Most bed partners of those with Sexsomnia find the behavior disquieting and unwelcome. There have even been cases of arrest for sexual battery. Other cases aren't quite as severe, and the episodes of Sexsomnia may be indistinguishable from sex when awake.
One woman didn't realize that her husband was suffering from Sexsomnia for months. Finally one night, she clued in when she noticed something different about her husband while they were having sex: he was snoring.
Some people think that the diagnosis of Sexsomnia is used to justify inappropriate sexual advances. However, in nearly every case, doctors were able to document abnormal patterns of REM (rapid eye movement) or non-REM sleep, something impossible to fake. The majority of cases also had other psychiatric diagnoses. Fortunately, most patients with Sexsomnia can be successfully treated with psychotropic medications.
We've all had nights where we just couldn't seem to get to sleep. We toss and turn, punch our pillows, count sheep, and wonder what shirt will go best with the dark circles under our eyes the next morning. This is classic insomnia, a condition that an estimated 20 million people experience on a nightly or nearly nightly basis.
Strangely, roughly five percent of these insomnia sufferers actually sleep much better than they realize. Why? They don't have insomnia, but instead a condition known as Sleep State Misperception, or Pseudoinsomnia.
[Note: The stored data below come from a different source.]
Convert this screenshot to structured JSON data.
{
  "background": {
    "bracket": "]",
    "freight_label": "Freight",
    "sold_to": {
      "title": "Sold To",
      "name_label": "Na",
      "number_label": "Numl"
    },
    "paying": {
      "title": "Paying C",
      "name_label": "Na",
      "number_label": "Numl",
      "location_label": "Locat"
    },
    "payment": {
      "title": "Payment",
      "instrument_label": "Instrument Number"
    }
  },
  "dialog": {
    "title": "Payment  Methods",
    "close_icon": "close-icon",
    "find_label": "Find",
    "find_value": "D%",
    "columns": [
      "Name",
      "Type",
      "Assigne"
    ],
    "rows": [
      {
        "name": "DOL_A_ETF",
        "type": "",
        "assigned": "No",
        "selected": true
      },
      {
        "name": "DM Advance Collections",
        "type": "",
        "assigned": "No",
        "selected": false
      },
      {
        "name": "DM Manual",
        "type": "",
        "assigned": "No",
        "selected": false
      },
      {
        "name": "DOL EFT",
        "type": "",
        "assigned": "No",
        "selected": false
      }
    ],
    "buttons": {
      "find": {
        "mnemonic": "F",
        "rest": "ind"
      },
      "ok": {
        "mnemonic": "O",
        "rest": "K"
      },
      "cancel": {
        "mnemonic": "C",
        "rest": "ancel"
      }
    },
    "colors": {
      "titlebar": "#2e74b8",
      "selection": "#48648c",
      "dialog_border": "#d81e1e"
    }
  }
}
People with this disorder have vivid dreams about not being able to sleep: tossing and turning and counting those sheep. Consequently, they wake the next morning feeling exhausted and believing they spent the entire night wide awake.
Often a bed partner discovers the disorder by assuring their mate that he or she is actually sleeping through the night. Other times, it's diagnosed by a physician, but usually only after prescriptions for typical sleep inducers seem to fail.
Luckily, the simple diagnosis of Pseudoinsomnia is usually enough to do the trick in curing the disorder.